Facebook’s looming public offering may mark high water in confidence around Silicon Valley these days. And it is surely is going to make a lot of techies very rich, likely in a few weeks. But there’s a smaller, barely noticed effect of the IPO: an already hyperventilating local real estate market that’s now going bonkers.
Though the number of actual prospective home buyers with Facebook connections is only a fraction of all buyers in the Valley, their psychological effect on the market is unmistakable. In Palo Alto, in particular — which Mark Zuckerberg calls home –sellers are either keeping their homes off the market until the IPO or ramping up expectations. For the first quarter of 2012, according to BrokerMetrics, the median price of a single-family P.A. home went up 11%, whereas inventory declined 57%.
One broker, Michael Dreyfus, tells a story. He had a client with a house in Old Palo Alto — one of the town’s best neighborhoods (where Steve Jobs lived) — and advised the client a few months ago the house would likely sell between $2.8 million and $3 million. Thinking that too conservative, the client priced it at $3.5 million. The unexceptional 3,500-square-foot home sold two months later for nearly $3.9 million. “The locals are all gaga over Facebook and how much their houses are going to be worth,” Dreyfus says. “And they’re holding their houses off the market.”
That in turns generates an inventory problem, which drives prices up further. “Palo Alto Gold!” declared a post earlier this year on the website of Dreyfus’s boutique residential brokerage. “Every real estate agent in town has a long list of buyers and you can almost feel the preparation for a spring frenzy. The hordes of buyers are going to overwhelm our meager supply.”
But if the Facebook offering doesn’t perform as well as expected — and this week the company reported revenues were down — then the housing market could face “a great big crash,” according to Dreyfus. If the homeowners who are now waiting put their homes on the market anyway, worried over further declines, the market would go down more. If that happened, it could be the sign that the long-prognosticated bubble in the Valley may finally have appeared — and burst.
The Facebook effect may be creating another burgeoning phenomenon around the Valley: secret sales.
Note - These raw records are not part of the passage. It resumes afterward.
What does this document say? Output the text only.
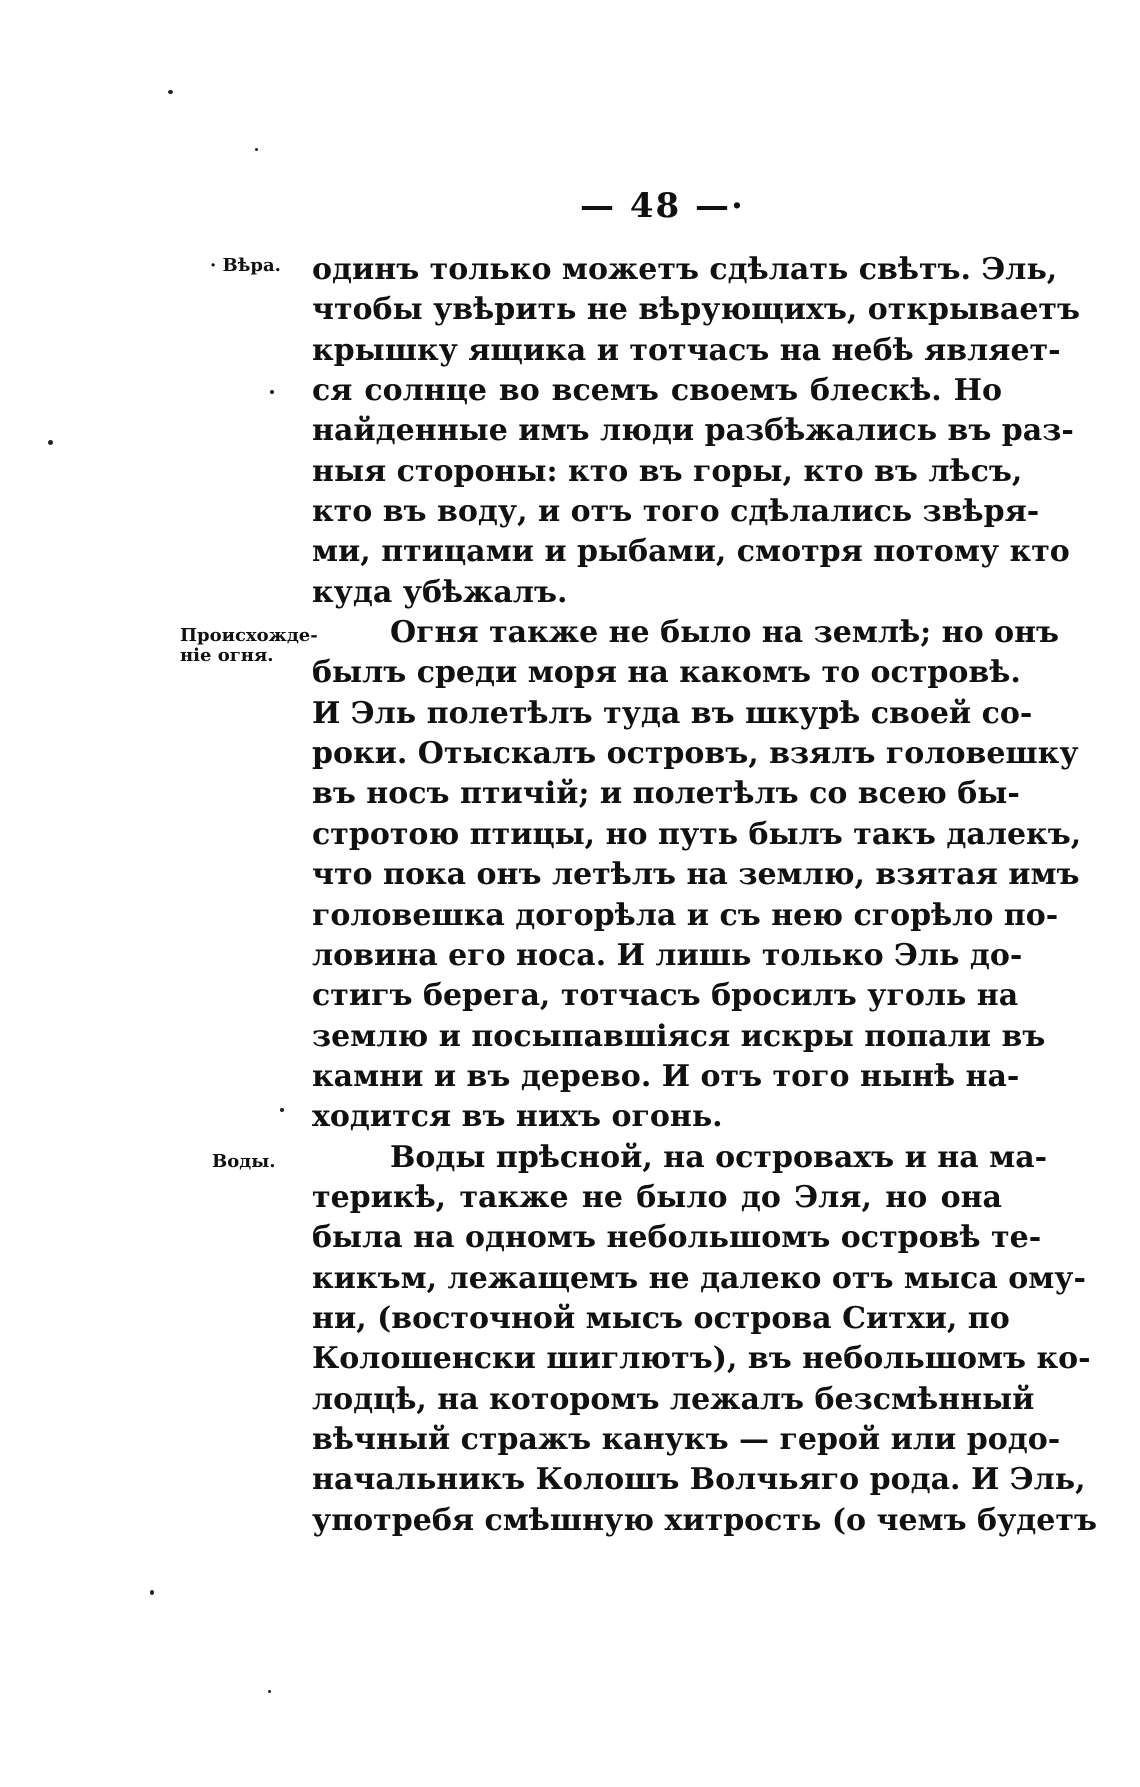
— 48 —·
· Вѣра.
Происхожде-
ніе огня.
Воды.
одинъ только можетъ сдѣлать свѣтъ. Эль,
чтобы увѣрить не вѣрующихъ, открываетъ
крышку ящика и тотчасъ на небѣ являет-
ся солнце во всемъ своемъ блескѣ. Но
найденные имъ люди разбѣжались въ раз-
ныя стороны: кто въ горы, кто въ лѣсъ,
кто въ воду, и отъ того сдѣлались звѣря-
ми, птицами и рыбами, смотря потому кто
куда убѣжалъ.
Огня также не было на землѣ; но онъ
былъ среди моря на какомъ то островѣ.
И Эль полетѣлъ туда въ шкурѣ своей со-
роки. Отыскалъ островъ, взялъ головешку
въ носъ птичій; и полетѣлъ со всею бы-
стротою птицы, но путь былъ такъ далекъ,
что пока онъ летѣлъ на землю, взятая имъ
головешка догорѣла и съ нею сгорѣло по-
ловина его носа. И лишь только Эль до-
стигъ берега, тотчасъ бросилъ уголь на
землю и посыпавшіяся искры попали въ
камни и въ дерево. И отъ того нынѣ на-
ходится въ нихъ огонь.
Воды прѣсной, на островахъ и на ма-
терикѣ, также не было до Эля, но она
была на одномъ небольшомъ островѣ те-
кикъм, лежащемъ не далеко отъ мыса ому-
ни, (восточной мысъ острова Ситхи, по
Колошенски шиглютъ), въ небольшомъ ко-
лодцѣ, на которомъ лежалъ безсмѣнный
вѣчный стражъ канукъ — герой или родо-
начальникъ Колошъ Волчьяго рода. И Эль,
употребя смѣшную хитрость (о чемъ будетъ
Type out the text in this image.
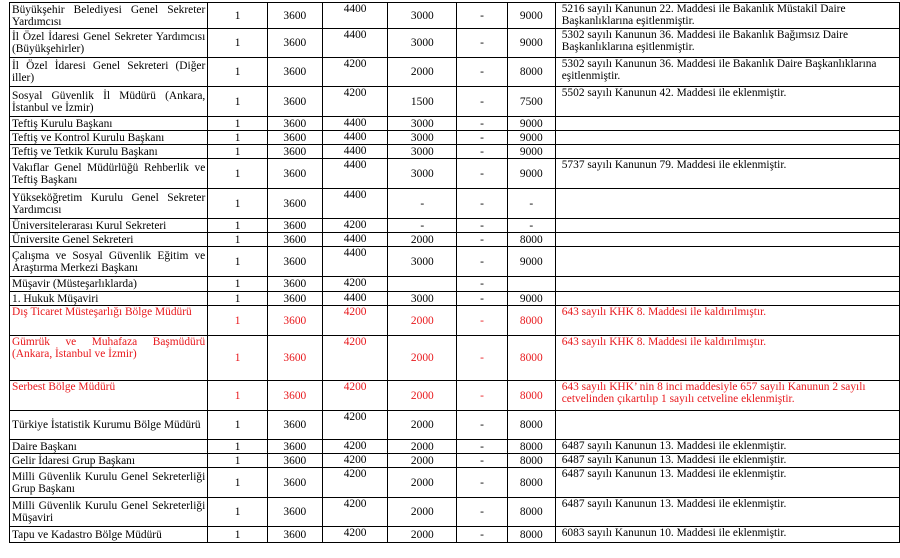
Büyükşehir Belediyesi Genel Sekreter Yardımcısı	1	3600	4400	3000	-	9000	5216 sayılı Kanunun 22. Maddesi ile Bakanlık Müstakil Daire Başkanlıklarına eşitlenmiştir.
İl Özel İdaresi Genel Sekreter Yardımcısı (Büyükşehirler)	1	3600	4400	3000	-	9000	5302 sayılı Kanunun 36. Maddesi ile Bakanlık Bağımsız Daire Başkanlıklarına eşitlenmiştir.
İl Özel İdaresi Genel Sekreteri (Diğer iller)	1	3600	4200	2000	-	8000	5302 sayılı Kanunun 36. Maddesi ile Bakanlık Daire Başkanlıklarına eşitlenmiştir.
Sosyal Güvenlik İl Müdürü (Ankara, İstanbul ve İzmir)	1	3600	4200	1500	-	7500	5502 sayılı Kanunun 42. Maddesi ile eklenmiştir.
Teftiş Kurulu Başkanı	1	3600	4400	3000	-	9000	
Teftiş ve Kontrol Kurulu Başkanı	1	3600	4400	3000	-	9000	
Teftiş ve Tetkik Kurulu Başkanı	1	3600	4400	3000	-	9000	
Vakıflar Genel Müdürlüğü Rehberlik ve Teftiş Başkanı	1	3600	4400	3000	-	9000	5737 sayılı Kanunun 79. Maddesi ile eklenmiştir.
Yükseköğretim Kurulu Genel Sekreter Yardımcısı	1	3600	4400	-	-	-	
Üniversitelerarası Kurul Sekreteri	1	3600	4200	-	-	-	
Üniversite Genel Sekreteri	1	3600	4400	2000	-	8000	
Çalışma ve Sosyal Güvenlik Eğitim ve Araştırma Merkezi Başkanı	1	3600	4400	3000	-	9000	
Müşavir (Müsteşarlıklarda)	1	3600	4200		-		
1. Hukuk Müşaviri	1	3600	4400	3000	-	9000	
Dış Ticaret Müsteşarlığı Bölge Müdürü	1	3600	4200	2000	-	8000	643 sayılı KHK 8. Maddesi ile kaldırılmıştır.
Gümrük ve Muhafaza Başmüdürü (Ankara, İstanbul ve İzmir)	1	3600	4200	2000	-	8000	643 sayılı KHK 8. Maddesi ile kaldırılmıştır.
Serbest Bölge Müdürü	1	3600	4200	2000	-	8000	643 sayılı KHK’ nin 8 inci maddesiyle 657 sayılı Kanunun 2 sayılı cetvelinden çıkartılıp 1 sayılı cetveline eklenmiştir.
Türkiye İstatistik Kurumu Bölge Müdürü	1	3600	4200	2000	-	8000	
Daire Başkanı	1	3600	4200	2000	-	8000	6487 sayılı Kanunun 13. Maddesi ile eklenmiştir.
Gelir İdaresi Grup Başkanı	1	3600	4200	2000	-	8000	6487 sayılı Kanunun 13. Maddesi ile eklenmiştir.
Milli Güvenlik Kurulu Genel Sekreterliği Grup Başkanı	1	3600	4200	2000	-	8000	6487 sayılı Kanunun 13. Maddesi ile eklenmiştir.
Milli Güvenlik Kurulu Genel Sekreterliği Müşaviri	1	3600	4200	2000	-	8000	6487 sayılı Kanunun 13. Maddesi ile eklenmiştir.
Tapu ve Kadastro Bölge Müdürü	1	3600	4200	2000	-	8000	6083 sayılı Kanunun 10. Maddesi ile eklenmiştir.
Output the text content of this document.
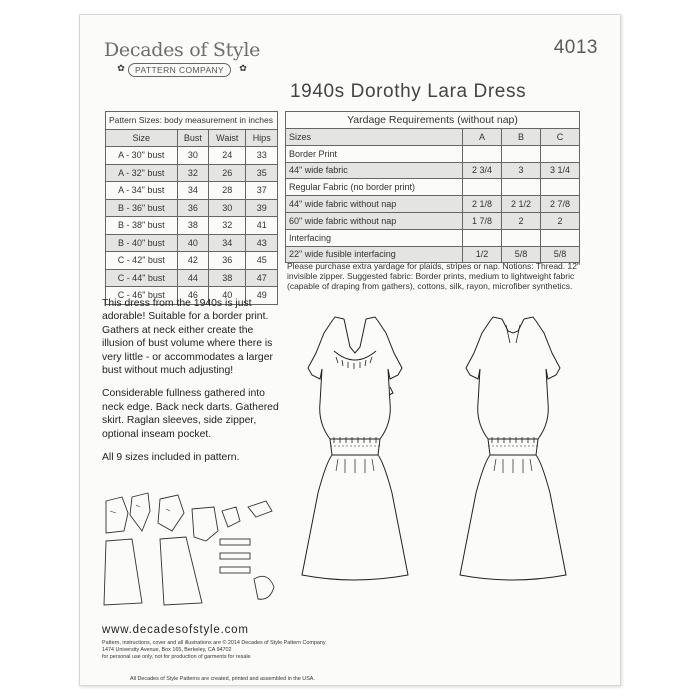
Decades of Style
✿	PATTERN COMPANY	✿
4013
1940s Dorothy Lara Dress
Pattern Sizes: body measurement in inches			
Size	Bust	Waist	Hips
A - 30" bust	30	24	33
A - 32" bust	32	26	35
A - 34" bust	34	28	37
B - 36" bust	36	30	39
B - 38" bust	38	32	41
B - 40" bust	40	34	43
C - 42" bust	42	36	45
C - 44" bust	44	38	47
C - 46" bust	46	40	49
Yardage Requirements (without nap)			
Sizes	A	B	C
Border Print			
44" wide fabric	2 3/4	3	3 1/4
Regular Fabric (no border print)			
44" wide fabric without nap	2 1/8	2 1/2	2 7/8
60" wide fabric without nap	1 7/8	2	2
Interfacing			
22" wide fusible interfacing	1/2	5/8	5/8
Please purchase extra yardage for plaids, stripes or nap. Notions: Thread. 12" invisible zipper. Suggested fabric: Border prints, medium to lightweight fabric (capable of draping from gathers), cottons, silk, rayon, microfiber synthetics.

This dress from the 1940s is just adorable! Suitable for a border print. Gathers at neck either create the illusion of bust volume where there is very little - or accommodates a larger bust without much adjusting!

Considerable fullness gathered into neck edge. Back neck darts. Gathered skirt. Raglan sleeves, side zipper, optional inseam pocket.

All 9 sizes included in pattern.

www.decadesofstyle.com
Pattern, instructions, cover and all illustrations are © 2014 Decades of Style Pattern Company
1474 University Avenue, Box 165, Berkeley, CA 94702
for personal use only, not for production of garments for resale
All Decades of Style Patterns are created, printed and assembled in the USA.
The Multiple Listing Service (MLS) has always been the mainstream way to sell your house in the U.S. But many wealthy homeowners don’t want FOR SALE signs up on the front lawns or their addresses in public brokerage listings—or photos online of the master bedroom. So some brokers bypass MLS and use their own contacts to hunt for possible buyers. “Pssst…Have I got a house for you!” reads a recent unironically intended headline in the Palo Alto Weekly, The story comes complete with unprivate photos of that lovely 7,732-square-foot Colonial not far from Zuck’s new place (“just under $9 million”!) or the 1929 Mediterranean for $11.5 million just across the street from Jobs’s house.
One estate currently for sale by Dreyfus is on the private market for what he says will be the most expensive ever sold in Palo Alto — more than a record $15 million. He might want to tell you more about it, but he can’t. Even the price is private.